Into the OR in VR: Doctor harnesses virtual reality as powerful teaching tool
Physicians, trainees and even laypeople can now experience what it's like inside the operating room as an expert radiologist performs one of the most difficult medical procedures of its kind.
Ziv Haskal, MD, of the University of Virginia Health System, has created a dramatic teaching tool using the power of virtual reality. Whether watched on a high-end VR system or a $15 cardboard viewer, Haskal's virtual procedure puts the viewer right in the operating room with him as he creates a new blood vessel through a small nick in a patient's neck.
It's a complicated procedure – Haskal calls it an "interventional radiology heptathlon" – and his use of VR is set to transform how it is taught. "The current means of teaching is a physical person has to arrive … and go over with the doc beforehand. Or they have to look at a lousy 2D animation on a screen," Haskal said. "Once you put [VR] glasses on people, it's like you walk them through a completely different door."
IR in VR
From inside the VR goggles, viewers can look around in 360 degrees as the procedure, known as a transjugular intrahepatic portosystemic shunt, unfolds around them.
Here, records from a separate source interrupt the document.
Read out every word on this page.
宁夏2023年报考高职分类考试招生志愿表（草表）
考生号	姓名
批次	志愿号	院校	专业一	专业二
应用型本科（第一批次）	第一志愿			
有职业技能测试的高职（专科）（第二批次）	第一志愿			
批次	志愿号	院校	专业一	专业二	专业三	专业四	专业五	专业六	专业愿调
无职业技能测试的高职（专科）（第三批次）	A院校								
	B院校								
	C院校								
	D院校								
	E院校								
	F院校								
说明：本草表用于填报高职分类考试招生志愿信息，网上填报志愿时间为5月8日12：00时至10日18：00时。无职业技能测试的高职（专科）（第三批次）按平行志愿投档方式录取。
Haskal guides them step-by-step through the entire procedure, and strategic use of picture-in-picture lets the viewer see both what Haskal is doing and what he is seeing.
Haskal designed the VR experience as a teaching tool for physicians and trainees, but he can foresee many other game-changing applications. VR might be used to show a patient what to expect during a procedure, to teach a nursing student what must be kept sterile in an operating room or to provide a refresher for physicians who have not performed the procedure recently.
"Watching it in a 2D animation, listening to a lecture, watching a physician on a video simply fails to convey the subtleties of the procedure," Haskal said. "We're putting the viewer in the actual environment, where they can return again and again."
Lifting the Curtain
Haskal is set to unveil the VR tool in dramatic fashion this weekend, when he plans to ask approximately 200 attendees at the SIR 2018 Scientific Meeting in Los Angeles to don VR goggles simultaneously and step into the operating room with him. "Culmination of eons of work," he recently tweeted. "Blow your mind/See the future."
After the unveiling, Haskal will make the VR publicly available to everyone, for free, on the Journal of Vascular and Interventional Radiology website. (Video clips from the VR video can't do it justice, but to get a sneak peak at what it's like, visit UVA's Making of Medicine medical research blog at http://makingofmedicine.virginia.edu.)
Ultimately, Haskal hopes to create many more virtual-reality teaching tools for healthcare professionals. "With this approach," he said, "doctors are simply going to be able to do things better."